While I was in Cape Town, South Africa I spent a month hanging out with an organization called CHOSA (Children of South Africa). One of my projects with them was this photo story which they’ve been able to use for their fundraising.
The Children’s Committee was started by community members who saw a pressing need for low-cost, quality childcare. Since its founding, the residents of QQ Section, have continued to devote their time and energy to create a better life for their community’s youngest members. CHOSA supports the committee with ongoing grants and capacity-building services. Learn more about CHOSA’s work here. The following photos tell the story of the Educare program and the children, families, and caregivers with whom CHOSA is proud to work.
Children in South Africa spend long days at the Educare. They arrive between five and six in the morning and the last children are picked up between five and six in the evening. These four are the last children from Grade R (Kindergarten) waiting to go home on a recent Friday afternoon.
Just like other children around the world, the kids at QQ Community Educare are always delighted to see their parents at the end of the day.
Nokakuthwani is the mother of Kaiser who just began attending the educare in January 2014. She loves the educare because she can tell how sincerely dedicated and loving the teachers are.

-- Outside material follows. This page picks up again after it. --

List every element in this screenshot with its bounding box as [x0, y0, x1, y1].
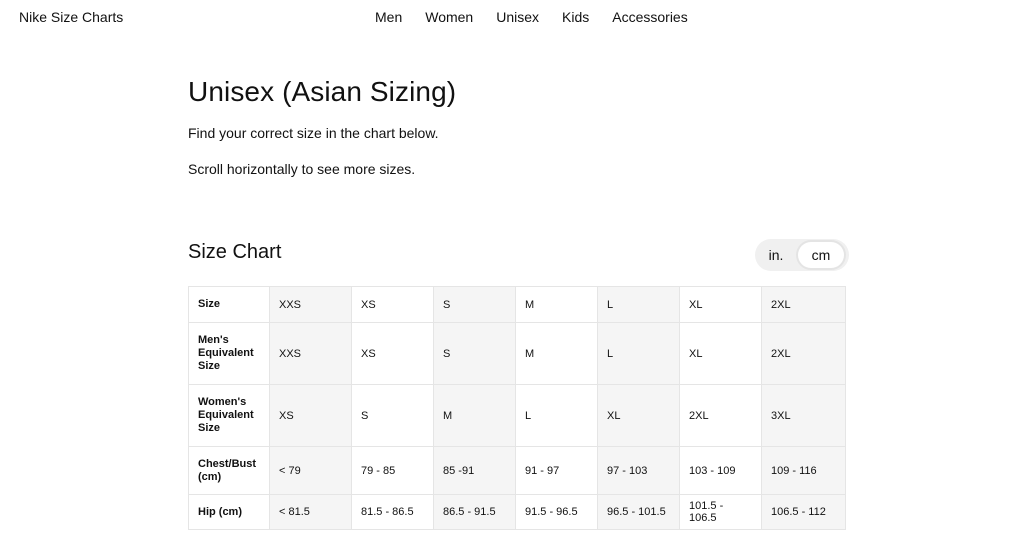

Visiting the Fihlani family confirmed the community-oriented mindset that much of QQ Section shack settlement is known for. The father in this family stopped working on his neighbor’s house for only a few minutes to pose for this photo before he went back to work. Four year-old Ivile also had to be tracked down as she was busy playing with the neighbors’ children. This family exhibited a contentment that would surprise many.
Jobs are scarce for many people living in the township. “Mama kaMbali”, mother of Mbali, has been in and out of different jobs for most of her life. QQ Section Community Educare’s low monthly tuition takes some of the stress away from of her joblessness. Monthly, most educares cost between R250 (~25USD) and R500 (~$50USD), QQ Section’s tuition is only R90 (~$9USD) for children aged 3-6 and R120 (~$120USD) for children aged 0-2.
Nomalizo has worked at QQ Section Community Educare since 2012 and she also serves as an elected committee member for the community. She says that her love for the kids makes the hard work completely worth it.
One of the ways that QQ Section Community Educare is different from other educares is that all children receive cooked breakfasts and lunches. Most educares require parents to either pack a lunch for their kids or to pay extra for meals. Providing the children with the same meals means that they are all equally equipped to learn and play during the day.
Nomalizo’s son Yama was in the first class to graduate from QQ Section Community Educare in 2009. He is now in the 5th grade.
Here, Nokwandisa is standing in the doorway to the pre-school where the 60 students arrive and leave the educare everyday. She has four children of her own and this is her first job ever at the age of 42.
Andile serves on the Children’s Committee as a talented manager of finances. He is studying accounting at a nearby college. Even though he does not have any children at the educare, Andile plans to stay involved with the QQ Section community for a long time.
Andile and Nokwandisa review the educare’s finances as they prepare for a committee meeting. The children’s committee meets together every Wednesday to make decisions as a group.
All QQ Section parents are invited to a meeting each quarter to review finances and elect new committee members. Salaries, tuition and food costs are just some components of the budget. Four new committee members were elected at this meeting for the positions of Organizer, Vice-Chairperson, Secretary and Vice-Secretary.